“Resonating the Fragmented Body: Sound Design in New Media” presented by Lerner
Symposium:
- ISEA97: Eighth International Symposium on Electronic Art
- More presentations from ISEA97:
Session Title:
- Aesthetics of Electro-acoustic and Digital Media
Presentation Title:
- Resonating the Fragmented Body: Sound Design in New Media
Presenter(s):
Abstract:
Sound the way we listen is subject to so many filtrations. As I speak to you now, you may be focusing on the content of what I am saying. The words. But also, you are contextualizing those words within a host of other signifiers in the intonation of my voice, the space of the electro-acoustic apparatus and the room itself… all of which conforms to what you have come to expect from a conference hall. It is this material conjunction between meaning or content and the productive context that I would like to explore in this paper, in relation to new media production as it pertains to sound design in particular. We keep hearing about content as though it is something that can just be poured into the awaiting technological vessel. The question of content to my ear however, also begs the question of the container This split is just another manifestation of an old divide: hardware/software, technology/creativity etc. Sound, as a resonance of matter in space tends to resist this division between content and container. If I put the sound of my voice into this glass – it becomes a different sound. Digital audio storage and manipulation and the advent of desktop audio production have opened the way for a convergence in the sites of media production and of the formats of distribution – but on the whole, at least as far as audio production is concerned, this has not led to convergent forms of practice.
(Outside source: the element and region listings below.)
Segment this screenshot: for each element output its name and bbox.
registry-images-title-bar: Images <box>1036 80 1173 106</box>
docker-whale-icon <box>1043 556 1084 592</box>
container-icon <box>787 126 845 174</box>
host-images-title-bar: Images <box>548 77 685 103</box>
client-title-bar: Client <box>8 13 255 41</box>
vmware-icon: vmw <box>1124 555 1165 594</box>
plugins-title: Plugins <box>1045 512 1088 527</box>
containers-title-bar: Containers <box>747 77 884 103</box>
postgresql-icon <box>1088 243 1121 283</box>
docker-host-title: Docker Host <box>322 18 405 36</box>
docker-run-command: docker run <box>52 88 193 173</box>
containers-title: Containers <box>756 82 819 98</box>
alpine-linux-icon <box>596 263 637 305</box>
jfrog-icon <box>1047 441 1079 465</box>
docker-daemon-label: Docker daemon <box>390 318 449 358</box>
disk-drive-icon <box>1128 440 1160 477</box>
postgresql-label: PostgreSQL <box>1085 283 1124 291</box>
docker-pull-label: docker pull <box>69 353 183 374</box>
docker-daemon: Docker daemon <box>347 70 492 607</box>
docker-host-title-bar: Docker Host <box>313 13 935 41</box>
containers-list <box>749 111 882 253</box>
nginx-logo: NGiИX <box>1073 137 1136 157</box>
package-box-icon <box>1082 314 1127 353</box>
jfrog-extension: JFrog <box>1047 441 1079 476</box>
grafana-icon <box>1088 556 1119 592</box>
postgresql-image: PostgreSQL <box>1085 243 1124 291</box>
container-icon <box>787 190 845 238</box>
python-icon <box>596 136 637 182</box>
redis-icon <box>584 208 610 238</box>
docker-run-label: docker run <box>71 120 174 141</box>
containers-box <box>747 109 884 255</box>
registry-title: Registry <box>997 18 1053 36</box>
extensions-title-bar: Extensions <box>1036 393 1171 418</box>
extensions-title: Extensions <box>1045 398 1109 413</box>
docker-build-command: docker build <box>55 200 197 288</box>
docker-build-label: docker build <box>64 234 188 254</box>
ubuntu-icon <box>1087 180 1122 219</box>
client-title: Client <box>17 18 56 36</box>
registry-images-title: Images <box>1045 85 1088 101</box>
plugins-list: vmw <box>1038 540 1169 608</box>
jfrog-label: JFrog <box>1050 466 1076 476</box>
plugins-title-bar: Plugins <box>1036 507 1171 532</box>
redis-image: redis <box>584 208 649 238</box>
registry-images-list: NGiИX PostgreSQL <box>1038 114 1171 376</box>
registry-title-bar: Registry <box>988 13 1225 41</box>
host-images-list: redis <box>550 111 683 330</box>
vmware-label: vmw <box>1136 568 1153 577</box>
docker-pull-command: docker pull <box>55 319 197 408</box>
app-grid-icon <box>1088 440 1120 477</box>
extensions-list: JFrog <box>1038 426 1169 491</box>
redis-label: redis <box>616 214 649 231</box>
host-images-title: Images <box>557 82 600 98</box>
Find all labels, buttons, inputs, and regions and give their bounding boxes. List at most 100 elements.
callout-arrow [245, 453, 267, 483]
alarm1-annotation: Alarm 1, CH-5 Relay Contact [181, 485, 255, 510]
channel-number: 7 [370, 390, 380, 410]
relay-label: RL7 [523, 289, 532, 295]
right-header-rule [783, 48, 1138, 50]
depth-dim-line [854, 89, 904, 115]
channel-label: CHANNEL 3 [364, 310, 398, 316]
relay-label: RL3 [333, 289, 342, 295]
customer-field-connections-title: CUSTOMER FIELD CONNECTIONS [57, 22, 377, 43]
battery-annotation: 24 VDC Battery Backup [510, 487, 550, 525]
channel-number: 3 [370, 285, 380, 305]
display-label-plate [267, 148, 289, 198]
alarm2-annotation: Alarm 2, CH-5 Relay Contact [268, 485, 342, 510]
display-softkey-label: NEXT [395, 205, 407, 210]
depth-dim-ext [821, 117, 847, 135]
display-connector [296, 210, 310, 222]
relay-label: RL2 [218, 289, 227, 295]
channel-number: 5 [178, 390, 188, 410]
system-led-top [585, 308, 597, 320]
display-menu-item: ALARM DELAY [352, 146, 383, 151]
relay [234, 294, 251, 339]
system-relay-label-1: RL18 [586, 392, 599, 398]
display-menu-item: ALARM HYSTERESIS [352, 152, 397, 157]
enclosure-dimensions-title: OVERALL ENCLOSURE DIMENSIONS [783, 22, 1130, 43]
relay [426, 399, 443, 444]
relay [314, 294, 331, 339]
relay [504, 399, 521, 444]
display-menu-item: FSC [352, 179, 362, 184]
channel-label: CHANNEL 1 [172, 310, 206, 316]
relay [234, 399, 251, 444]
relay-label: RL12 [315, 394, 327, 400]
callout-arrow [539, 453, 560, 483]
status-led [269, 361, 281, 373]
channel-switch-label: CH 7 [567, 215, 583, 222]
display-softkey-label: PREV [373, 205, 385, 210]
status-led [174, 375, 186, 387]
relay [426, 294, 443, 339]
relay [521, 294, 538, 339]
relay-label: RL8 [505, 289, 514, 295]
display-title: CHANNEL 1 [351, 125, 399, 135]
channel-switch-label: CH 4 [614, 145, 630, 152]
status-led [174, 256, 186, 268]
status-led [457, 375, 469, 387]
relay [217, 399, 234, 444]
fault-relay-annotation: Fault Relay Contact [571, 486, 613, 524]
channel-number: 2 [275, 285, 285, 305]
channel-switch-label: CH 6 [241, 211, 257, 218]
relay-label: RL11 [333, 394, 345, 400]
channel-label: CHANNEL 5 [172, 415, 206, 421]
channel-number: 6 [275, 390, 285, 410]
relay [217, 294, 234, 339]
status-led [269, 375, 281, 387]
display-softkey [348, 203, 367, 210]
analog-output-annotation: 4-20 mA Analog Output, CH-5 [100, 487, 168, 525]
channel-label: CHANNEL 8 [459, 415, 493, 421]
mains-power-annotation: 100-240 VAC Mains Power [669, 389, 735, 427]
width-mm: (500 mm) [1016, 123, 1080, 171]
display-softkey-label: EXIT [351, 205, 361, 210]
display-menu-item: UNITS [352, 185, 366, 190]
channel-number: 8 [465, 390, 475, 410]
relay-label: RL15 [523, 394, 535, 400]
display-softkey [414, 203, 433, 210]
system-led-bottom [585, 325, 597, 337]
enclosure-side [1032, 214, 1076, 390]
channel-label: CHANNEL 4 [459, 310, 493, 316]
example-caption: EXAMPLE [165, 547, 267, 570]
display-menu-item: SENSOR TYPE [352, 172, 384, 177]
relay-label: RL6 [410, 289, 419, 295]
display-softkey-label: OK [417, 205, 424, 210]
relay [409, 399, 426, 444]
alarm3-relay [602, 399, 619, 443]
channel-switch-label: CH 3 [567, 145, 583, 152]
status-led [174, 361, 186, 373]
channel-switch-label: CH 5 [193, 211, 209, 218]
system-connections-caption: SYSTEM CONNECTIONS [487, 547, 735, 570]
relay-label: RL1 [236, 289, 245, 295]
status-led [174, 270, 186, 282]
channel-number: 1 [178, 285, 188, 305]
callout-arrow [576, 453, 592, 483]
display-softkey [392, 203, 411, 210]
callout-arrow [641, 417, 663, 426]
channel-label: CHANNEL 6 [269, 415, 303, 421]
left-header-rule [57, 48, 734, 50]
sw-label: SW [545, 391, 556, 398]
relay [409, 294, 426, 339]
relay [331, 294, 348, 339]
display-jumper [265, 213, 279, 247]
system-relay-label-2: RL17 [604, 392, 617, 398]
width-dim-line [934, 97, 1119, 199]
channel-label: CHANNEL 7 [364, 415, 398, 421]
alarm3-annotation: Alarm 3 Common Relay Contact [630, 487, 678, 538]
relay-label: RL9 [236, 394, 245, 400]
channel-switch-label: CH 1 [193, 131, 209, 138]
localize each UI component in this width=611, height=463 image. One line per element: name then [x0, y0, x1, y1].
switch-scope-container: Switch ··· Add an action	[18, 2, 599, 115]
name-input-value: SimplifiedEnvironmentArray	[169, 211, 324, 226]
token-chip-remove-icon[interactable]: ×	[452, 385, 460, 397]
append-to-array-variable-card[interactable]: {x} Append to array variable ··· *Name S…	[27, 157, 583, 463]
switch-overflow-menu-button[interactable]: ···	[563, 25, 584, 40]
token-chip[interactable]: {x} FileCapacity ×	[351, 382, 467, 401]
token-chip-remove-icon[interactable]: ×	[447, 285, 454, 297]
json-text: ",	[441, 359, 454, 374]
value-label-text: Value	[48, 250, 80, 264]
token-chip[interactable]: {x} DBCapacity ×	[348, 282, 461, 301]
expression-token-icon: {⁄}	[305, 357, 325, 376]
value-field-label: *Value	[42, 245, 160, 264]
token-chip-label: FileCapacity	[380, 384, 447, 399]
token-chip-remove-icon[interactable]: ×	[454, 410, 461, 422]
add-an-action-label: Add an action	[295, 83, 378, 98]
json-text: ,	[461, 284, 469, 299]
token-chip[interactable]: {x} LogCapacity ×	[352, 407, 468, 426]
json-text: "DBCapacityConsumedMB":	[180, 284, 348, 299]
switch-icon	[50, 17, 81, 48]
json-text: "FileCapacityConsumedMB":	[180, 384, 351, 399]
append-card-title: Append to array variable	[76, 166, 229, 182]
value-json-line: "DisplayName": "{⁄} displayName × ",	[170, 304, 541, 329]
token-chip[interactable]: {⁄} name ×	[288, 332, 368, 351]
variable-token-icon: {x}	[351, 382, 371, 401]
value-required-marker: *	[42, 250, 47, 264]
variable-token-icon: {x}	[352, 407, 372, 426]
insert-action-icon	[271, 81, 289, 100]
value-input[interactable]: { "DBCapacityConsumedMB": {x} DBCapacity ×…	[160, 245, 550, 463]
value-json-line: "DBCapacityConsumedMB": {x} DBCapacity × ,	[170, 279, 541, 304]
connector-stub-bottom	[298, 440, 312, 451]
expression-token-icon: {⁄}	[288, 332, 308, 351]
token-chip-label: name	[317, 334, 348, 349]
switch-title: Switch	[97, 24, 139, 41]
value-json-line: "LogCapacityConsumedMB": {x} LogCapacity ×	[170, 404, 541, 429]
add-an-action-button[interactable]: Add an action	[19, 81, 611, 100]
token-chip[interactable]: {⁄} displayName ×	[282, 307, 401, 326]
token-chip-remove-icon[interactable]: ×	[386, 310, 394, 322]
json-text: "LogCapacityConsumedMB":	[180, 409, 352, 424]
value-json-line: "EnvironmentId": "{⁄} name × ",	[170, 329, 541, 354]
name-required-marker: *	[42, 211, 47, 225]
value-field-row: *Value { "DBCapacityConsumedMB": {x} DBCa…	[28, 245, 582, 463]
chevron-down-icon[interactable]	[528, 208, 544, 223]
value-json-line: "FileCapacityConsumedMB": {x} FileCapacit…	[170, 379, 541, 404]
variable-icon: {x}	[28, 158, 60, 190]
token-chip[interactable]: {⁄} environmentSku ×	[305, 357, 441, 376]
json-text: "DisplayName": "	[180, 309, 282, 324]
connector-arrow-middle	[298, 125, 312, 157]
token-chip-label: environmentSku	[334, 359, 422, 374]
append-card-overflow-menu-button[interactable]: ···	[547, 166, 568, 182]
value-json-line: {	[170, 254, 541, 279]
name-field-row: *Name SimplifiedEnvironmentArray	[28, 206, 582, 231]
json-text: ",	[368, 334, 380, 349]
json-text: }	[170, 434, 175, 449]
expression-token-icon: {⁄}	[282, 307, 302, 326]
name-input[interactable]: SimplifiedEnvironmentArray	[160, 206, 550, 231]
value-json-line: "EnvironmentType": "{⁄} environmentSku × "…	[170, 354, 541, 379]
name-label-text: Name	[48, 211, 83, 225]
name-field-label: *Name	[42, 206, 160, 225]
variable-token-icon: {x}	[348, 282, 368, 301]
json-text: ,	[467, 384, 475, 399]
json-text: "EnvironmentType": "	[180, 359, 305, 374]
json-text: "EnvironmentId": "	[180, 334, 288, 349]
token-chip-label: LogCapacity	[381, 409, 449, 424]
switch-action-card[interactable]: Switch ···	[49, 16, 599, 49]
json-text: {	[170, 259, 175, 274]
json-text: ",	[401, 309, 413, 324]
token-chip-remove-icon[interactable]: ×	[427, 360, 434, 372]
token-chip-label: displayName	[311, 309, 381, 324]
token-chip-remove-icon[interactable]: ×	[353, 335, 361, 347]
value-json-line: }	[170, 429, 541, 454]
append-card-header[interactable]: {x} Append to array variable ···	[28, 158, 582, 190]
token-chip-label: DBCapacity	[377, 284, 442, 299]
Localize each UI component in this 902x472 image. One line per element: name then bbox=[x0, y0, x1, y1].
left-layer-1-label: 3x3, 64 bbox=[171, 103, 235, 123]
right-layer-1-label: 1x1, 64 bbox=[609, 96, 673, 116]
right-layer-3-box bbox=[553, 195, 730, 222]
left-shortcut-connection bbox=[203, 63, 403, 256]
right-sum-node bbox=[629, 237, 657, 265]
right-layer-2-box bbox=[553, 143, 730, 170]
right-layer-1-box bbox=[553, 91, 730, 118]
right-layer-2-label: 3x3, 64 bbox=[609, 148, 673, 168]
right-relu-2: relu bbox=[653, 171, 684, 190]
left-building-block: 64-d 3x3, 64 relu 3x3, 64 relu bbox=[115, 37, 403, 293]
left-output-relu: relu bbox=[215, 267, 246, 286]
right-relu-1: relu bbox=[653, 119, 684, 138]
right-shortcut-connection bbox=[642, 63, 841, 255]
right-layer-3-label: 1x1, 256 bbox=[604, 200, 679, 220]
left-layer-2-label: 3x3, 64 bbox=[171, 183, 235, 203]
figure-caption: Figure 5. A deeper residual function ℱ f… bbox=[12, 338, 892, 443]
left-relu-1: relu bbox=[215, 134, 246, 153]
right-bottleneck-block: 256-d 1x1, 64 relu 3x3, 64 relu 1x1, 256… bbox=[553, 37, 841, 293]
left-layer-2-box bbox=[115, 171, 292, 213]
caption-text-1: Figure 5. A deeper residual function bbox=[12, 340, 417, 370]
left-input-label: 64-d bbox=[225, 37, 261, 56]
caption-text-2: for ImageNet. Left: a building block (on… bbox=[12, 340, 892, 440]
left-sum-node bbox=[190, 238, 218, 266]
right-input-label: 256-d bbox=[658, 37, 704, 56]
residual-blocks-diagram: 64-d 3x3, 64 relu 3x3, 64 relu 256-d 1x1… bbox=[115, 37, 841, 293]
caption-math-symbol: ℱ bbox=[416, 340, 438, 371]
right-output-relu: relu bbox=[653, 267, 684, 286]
Whilst it is commonly acknowledged that sound plays a crucial role in multimedia design it has received relatively little discussion in the plethora of books and articles in magazines etc. that have been spewed forth to show us ”How To“. I would like to examine some of the practices currently employed in new media for both sound design and the conceptual production of which it is part, and raise some questions about the baggage those practices carry as well as the baggage that we are dealing with in bringing sound to the screen at all.